A man posted this letter in the opinion section of my local newspaper back in 2014.
Increasing minimum wage makes a difference
Posted: 04/18/2014 6:14 AM
I was a beneficiary of the minimum wage laws.
When I was earning my undergraduate degree from 1972 to 1976, I was earning a minimum wage of $1.75 an hour as a laundry worker. In addition to taking 12-14 hours of college classes, I worked from 2 p.m. to 10 p.m. six days a week either driving a van that picked up dirty linen from nursing homes — or stuffing that laundry in 400-pound capacity washing machines.
For a year, I was also the assistant manager of an apartment complex, vacuuming hallways on the weekends, getting my apartment rent-free.
My after-tax take home pay 40 years ago was about $75 a week. Not only did my wife, who was a stay-at-home mom, & I live on it, we paid my full tuition, books, & fees; paid off the doctor ($600) and hospital ($600) bills for my daughter’s Caesarean birth, & even had about $1,000 in savings when I graduated.
We took no food stamps, no student grants or loans, & no money from relatives. And while it was at times tempting, we robbed no banks.
Yes, we were very frugal. Our apartments were small, uncarpeted, & un-air conditioned. We drove a $400 used car. The only time we saw the inside of a restaurant was when a relative took us out for supper.
There were no cellphone, Internet, or cable bills. But we did not starve, go naked, or feel deprived — at least that I remember.
Why? Apartment rent was $80 a month, including utilities. Groceries ran about $15 a week. Full tuition was $140 a quarter.

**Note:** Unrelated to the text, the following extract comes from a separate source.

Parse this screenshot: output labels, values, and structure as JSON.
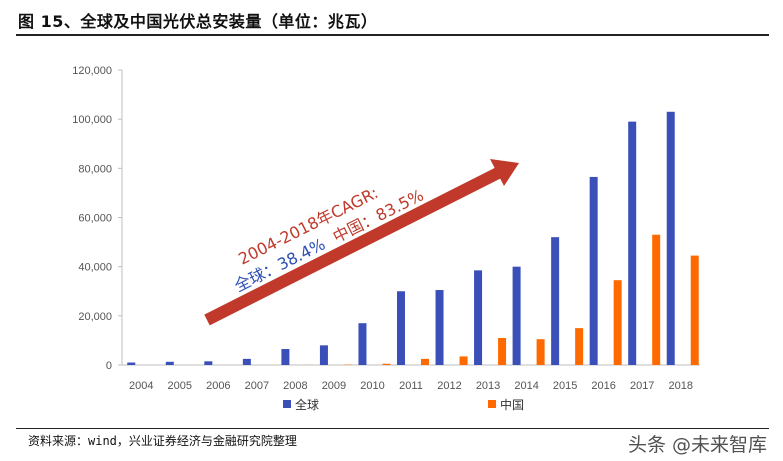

In the 1970s a new car could be had for $3000 & house for $10,000. Gas was 30 cents a gallon. We had no health insurance, but could afford to pay for doctor & dentist appointments upfront. Chewing gum, candy bars & small bags of potato chips were all about a dime.
I bought a new B&W 19” TV for $80 & a stereo for $300 (Big fight over that one, but boy, did Maria Muldaur singing “Midnight at the Oasis” sound good!)

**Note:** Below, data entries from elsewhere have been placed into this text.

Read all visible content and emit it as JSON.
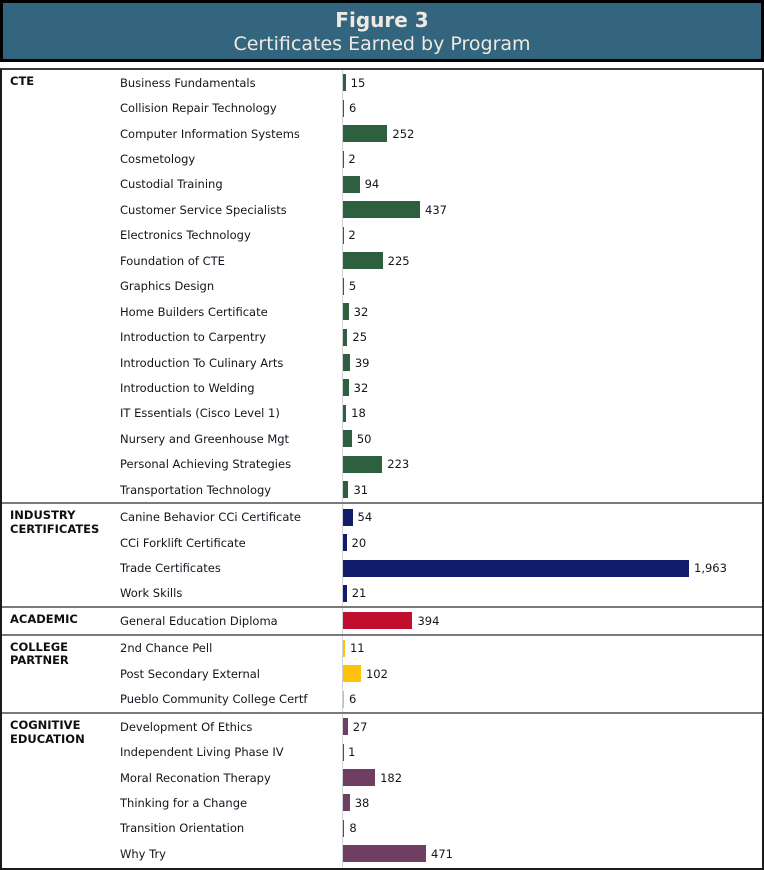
{
  "header": {
    "figure_label": "Figure 3",
    "title": "Certificates Earned by Program",
    "bg_color": "#34657E",
    "text_color": "#EFEAE1"
  },
  "chart_data": {
    "type": "bar",
    "orientation": "horizontal",
    "title": "Certificates Earned by Program",
    "xlabel": "",
    "ylabel": "",
    "legend": "none",
    "grid": false,
    "value_labels_shown": true,
    "max_value": 1963,
    "xlim": [
      0,
      2300
    ],
    "groups": [
      {
        "label": "CTE",
        "color": "#2E5F3E",
        "items": [
          {
            "name": "Business Fundamentals",
            "value": 15,
            "display": "15"
          },
          {
            "name": "Collision Repair Technology",
            "value": 6,
            "display": "6"
          },
          {
            "name": "Computer Information Systems",
            "value": 252,
            "display": "252"
          },
          {
            "name": "Cosmetology",
            "value": 2,
            "display": "2"
          },
          {
            "name": "Custodial Training",
            "value": 94,
            "display": "94"
          },
          {
            "name": "Customer Service Specialists",
            "value": 437,
            "display": "437"
          },
          {
            "name": "Electronics Technology",
            "value": 2,
            "display": "2"
          },
          {
            "name": "Foundation of CTE",
            "value": 225,
            "display": "225"
          },
          {
            "name": "Graphics Design",
            "value": 5,
            "display": "5"
          },
          {
            "name": "Home Builders Certificate",
            "value": 32,
            "display": "32"
          },
          {
            "name": "Introduction to Carpentry",
            "value": 25,
            "display": "25"
          },
          {
            "name": "Introduction To Culinary Arts",
            "value": 39,
            "display": "39"
          },
          {
            "name": "Introduction to Welding",
            "value": 32,
            "display": "32"
          },
          {
            "name": "IT Essentials (Cisco Level 1)",
            "value": 18,
            "display": "18"
          },
          {
            "name": "Nursery and Greenhouse Mgt",
            "value": 50,
            "display": "50"
          },
          {
            "name": "Personal Achieving Strategies",
            "value": 223,
            "display": "223"
          },
          {
            "name": "Transportation Technology",
            "value": 31,
            "display": "31"
          }
        ]
      },
      {
        "label": "INDUSTRY CERTIFICATES",
        "color": "#101D6D",
        "items": [
          {
            "name": "Canine Behavior CCi Certificate",
            "value": 54,
            "display": "54"
          },
          {
            "name": "CCi Forklift Certificate",
            "value": 20,
            "display": "20"
          },
          {
            "name": "Trade Certificates",
            "value": 1963,
            "display": "1,963"
          },
          {
            "name": "Work Skills",
            "value": 21,
            "display": "21"
          }
        ]
      },
      {
        "label": "ACADEMIC",
        "color": "#C20E2E",
        "items": [
          {
            "name": "General Education Diploma",
            "value": 394,
            "display": "394"
          }
        ]
      },
      {
        "label": "COLLEGE PARTNER",
        "color": "#FFC20A",
        "items": [
          {
            "name": "2nd Chance Pell",
            "value": 11,
            "display": "11"
          },
          {
            "name": "Post Secondary External",
            "value": 102,
            "display": "102"
          },
          {
            "name": "Pueblo Community College Certf",
            "value": 6,
            "display": "6"
          }
        ]
      },
      {
        "label": "COGNITIVE EDUCATION",
        "color": "#6E3F63",
        "items": [
          {
            "name": "Development Of Ethics",
            "value": 27,
            "display": "27"
          },
          {
            "name": "Independent Living Phase IV",
            "value": 1,
            "display": "1"
          },
          {
            "name": "Moral Reconation Therapy",
            "value": 182,
            "display": "182"
          },
          {
            "name": "Thinking for a Change",
            "value": 38,
            "display": "38"
          },
          {
            "name": "Transition Orientation",
            "value": 8,
            "display": "8"
          },
          {
            "name": "Why Try",
            "value": 471,
            "display": "471"
          }
        ]
      }
    ]
  }
}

So here is my point: I estimate that the cost of living has gone up by 1,000 percent since my days in college. Today’s apartment rents are $800, cars $30,000, & candy bars $1.00. Yet the minimum wage, even with this last increase, is nowhere close to $17.50 an hour. One cannot live, even modestly, on today’s minimum wage.

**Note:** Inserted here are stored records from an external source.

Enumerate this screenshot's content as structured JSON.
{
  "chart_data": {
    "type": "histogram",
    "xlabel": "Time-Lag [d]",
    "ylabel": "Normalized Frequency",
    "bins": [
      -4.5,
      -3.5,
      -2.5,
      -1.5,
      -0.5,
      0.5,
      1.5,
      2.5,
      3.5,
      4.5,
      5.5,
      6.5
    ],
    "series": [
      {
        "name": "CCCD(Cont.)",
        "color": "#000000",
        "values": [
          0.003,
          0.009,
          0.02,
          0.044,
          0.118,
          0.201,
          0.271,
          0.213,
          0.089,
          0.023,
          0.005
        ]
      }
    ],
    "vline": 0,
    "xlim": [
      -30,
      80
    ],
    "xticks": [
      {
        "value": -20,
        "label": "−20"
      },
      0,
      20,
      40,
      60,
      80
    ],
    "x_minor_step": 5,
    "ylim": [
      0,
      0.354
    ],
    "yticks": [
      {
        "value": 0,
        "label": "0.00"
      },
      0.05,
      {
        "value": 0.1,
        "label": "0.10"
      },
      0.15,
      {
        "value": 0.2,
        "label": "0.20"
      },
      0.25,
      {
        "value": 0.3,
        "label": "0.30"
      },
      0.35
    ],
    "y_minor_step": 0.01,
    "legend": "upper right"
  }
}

This makes it necessary for the government to step in & provide food stamps, free-&-reduced hot lunches, & subsidized health care, child care, & housing for the working poor.
We’ve made the trade off as a society that we’d rather pay higher taxes to fund welfare benefits than pay an extra few pennies for our Big Macs so salaries would allow workers to live without help.
My guess is that most people who are working at minimum wage would prefer making enough to take care of their own living expenses rather than being on the dole. Who really wants to see themselves as a charity case?
By raising the minimum wage we are also raising people’s self-sufficiency — a genuinely American value. Thank you, Minnesota legislators, for nudging us in the right direction on this important issue.